Hôpital: faible mobilisation en attendant la «mission flash»

  • Pour cette première journée d'action du second quinquennat Macron, neuf syndicats et collectifs de soignants organisaient des rassemblements dans au moins cinquante villes
  • A Paris, les manifestants sont attendus devant le ministère de la Santé à partir de 13H30

PARIS: En pleine crise des urgences et à quelques jours des législatives, les personnels hospitaliers se sont peu mobilisés mardi pour réclamer des hausses de salaires et d'effectifs, tandis que l'exécutif attend le résultat de la « mission flash » commandée par Emmanuel Macron. 

Pour cette première journée d'action du second quinquennat Macron, neuf syndicats et collectifs de soignants organisaient des rassemblements dans au moins cinquante villes. 

Mais la mobilisation n'a pas fait le plein, comme l'ont constaté des journalistes de l'AFP. Ainsi à Paris, entre 200 et 300 manifestants se sont retrouvés devant le ministère de la Santé en début d'après-midi. Dont Corinne Panot, aide-soignante venue de Méricourt (Vosges) pour rappeler qu'« au-delà des augmentations de salaires, c'est surtout des moyens humains qu'il nous faut ». 

Ils étaient à peu près aussi nombreux à Toulouse, où Hélène Isus, infirmière au CHU, expliquait vouloir « faire (son) travail correctement, ne pas avoir à choisir entre les patients ». 

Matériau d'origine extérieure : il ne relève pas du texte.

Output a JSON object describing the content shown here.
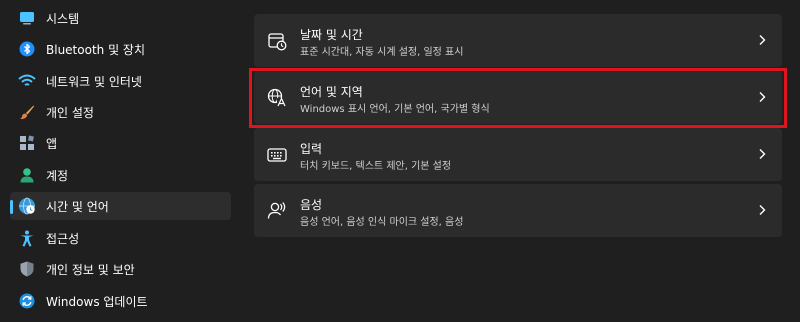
{
  "sidebar": {
    "items": [
      {
        "label": "시스템",
        "icon": "monitor-icon"
      },
      {
        "label": "Bluetooth 및 장치",
        "icon": "bluetooth-icon"
      },
      {
        "label": "네트워크 및 인터넷",
        "icon": "wifi-icon"
      },
      {
        "label": "개인 설정",
        "icon": "paintbrush-icon"
      },
      {
        "label": "앱",
        "icon": "apps-icon"
      },
      {
        "label": "계정",
        "icon": "person-icon"
      },
      {
        "label": "시간 및 언어",
        "icon": "globe-clock-icon",
        "selected": true
      },
      {
        "label": "접근성",
        "icon": "accessibility-icon"
      },
      {
        "label": "개인 정보 및 보안",
        "icon": "shield-icon"
      },
      {
        "label": "Windows 업데이트",
        "icon": "update-icon"
      }
    ]
  },
  "cards": [
    {
      "title": "날짜 및 시간",
      "subtitle": "표준 시간대, 자동 시계 설정, 일정 표시",
      "icon": "calendar-clock-icon"
    },
    {
      "title": "언어 및 지역",
      "subtitle": "Windows 표시 언어, 기본 언어, 국가별 형식",
      "icon": "language-icon",
      "highlighted": true
    },
    {
      "title": "입력",
      "subtitle": "터치 키보드, 텍스트 제안, 기본 설정",
      "icon": "keyboard-icon"
    },
    {
      "title": "음성",
      "subtitle": "음성 언어, 음성 인식 마이크 설정, 음성",
      "icon": "speech-icon"
    }
  ],
  "colors": {
    "background": "#1f1f1f",
    "card": "#2b2b2b",
    "selected_nav": "#2d2d2d",
    "accent": "#4cc2ff",
    "highlight": "#e0141e"
  }
}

Même affluence à Grenoble et à Nantes, où l'infirmier en pédopsychiatrie Ronan Tréguer s'exaspérait: « Ça fait des années que c'est le bazar et on en a marre. Nos conditions de travail sont déplorables et les patients en pâtissent ». 

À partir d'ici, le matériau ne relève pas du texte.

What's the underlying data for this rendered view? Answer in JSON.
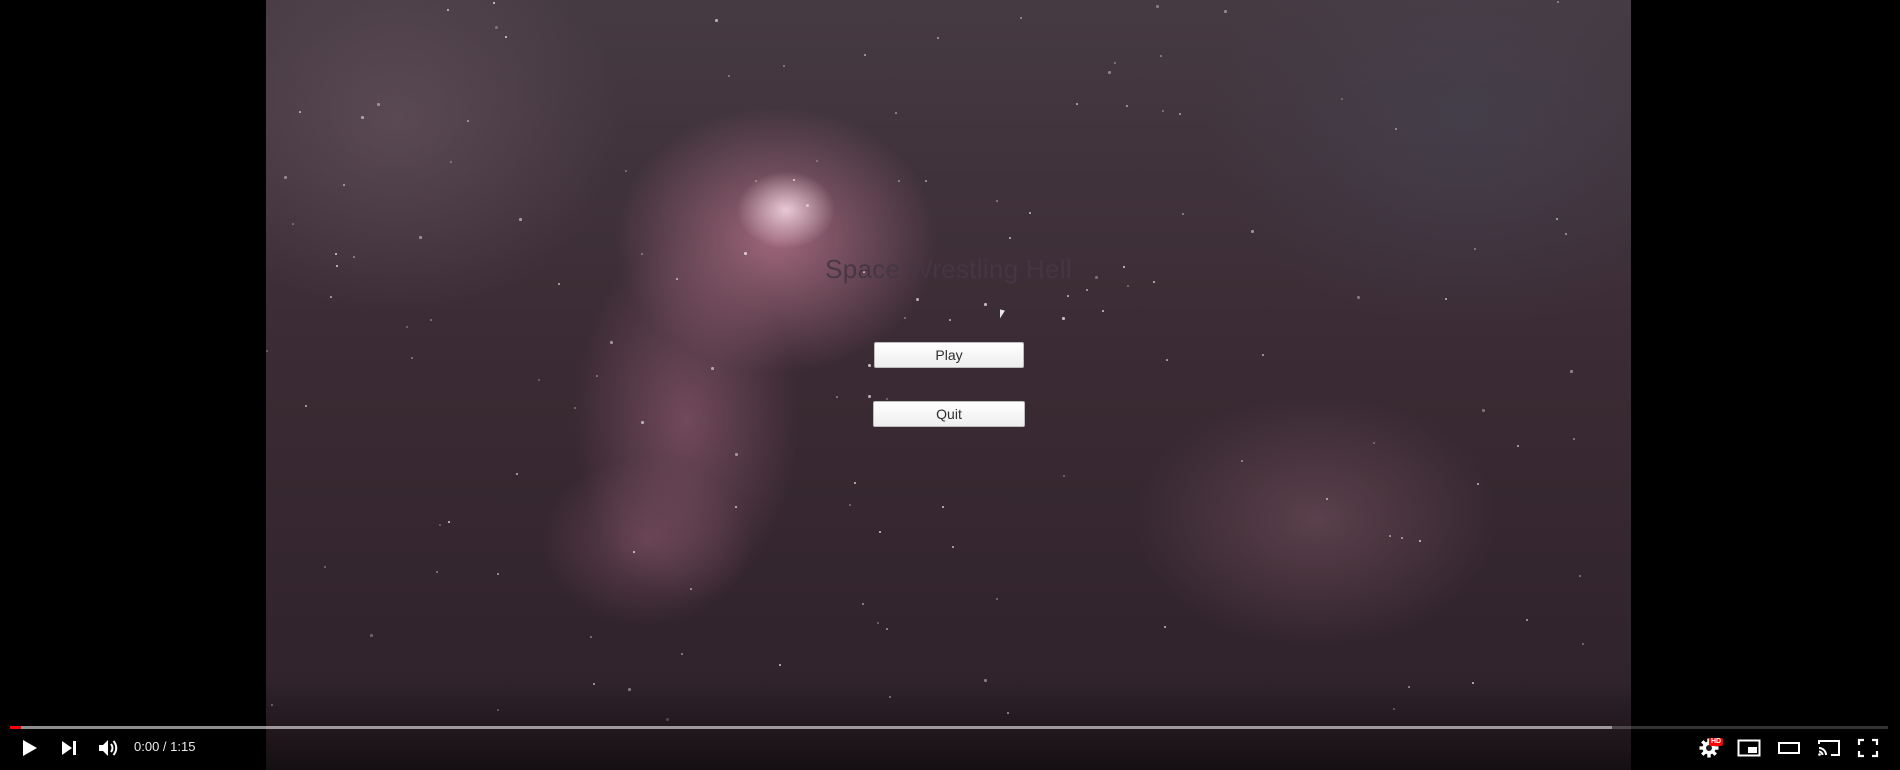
{
  "game": {
    "title": "Space Wrestling Hell",
    "play_label": "Play",
    "quit_label": "Quit"
  },
  "player": {
    "current_time": "0:00",
    "separator": " / ",
    "duration": "1:15",
    "played_fraction": 0.006,
    "loaded_fraction": 0.853,
    "quality_badge": "HD",
    "accent_color": "#ff0000"
  },
  "icons": {
    "play": "play-icon",
    "next": "next-icon",
    "volume": "volume-icon",
    "settings": "gear-icon",
    "miniplayer": "miniplayer-icon",
    "theater": "theater-mode-icon",
    "cast": "cast-icon",
    "fullscreen": "fullscreen-icon"
  }
}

« Dur de rester motivée »  

« Il y a beaucoup de fatigue professionnelle, on est rappelés sur nos jours de congés », soulignait Noëlle, aide-soignante au CHU de Rennes, où une centaine de personnes ont défilé du CHU à l'agence régionale de santé (ARS). 

Une centaine aussi étaient réunies devant le CHU de Lille, parmi lesquelles Elizabeth Gochat, manipulatrice en radiologie, qui constatait que « les gens sont épuisés, désabusés, énormément de professionnels quittent l'hôpital ». 

A Clermont-Ferrand, ils n'étaient que quelques dizaines devant le CHU. « J'aime mon métier, mais c'est dur de rester motivée car on ne peut plus le faire correctement », déplorait l'infirmière Nathalie Niort. 

C'est aux urgences que le feu couve: faute de soignants, au moins 120 services ont été forcés de limiter leur activité ou s'y préparent, selon un décompte fin mai de l'association Samu-Urgences de France. 

Son président, François Braun, doit d'ailleurs rendre d'ici fin juin les conclusions de la « mission flash » que lui a confiée le chef de l'Etat, qui a promis dans un entretien à la presse régionale vendredi « des décisions d'urgence dès juillet ». 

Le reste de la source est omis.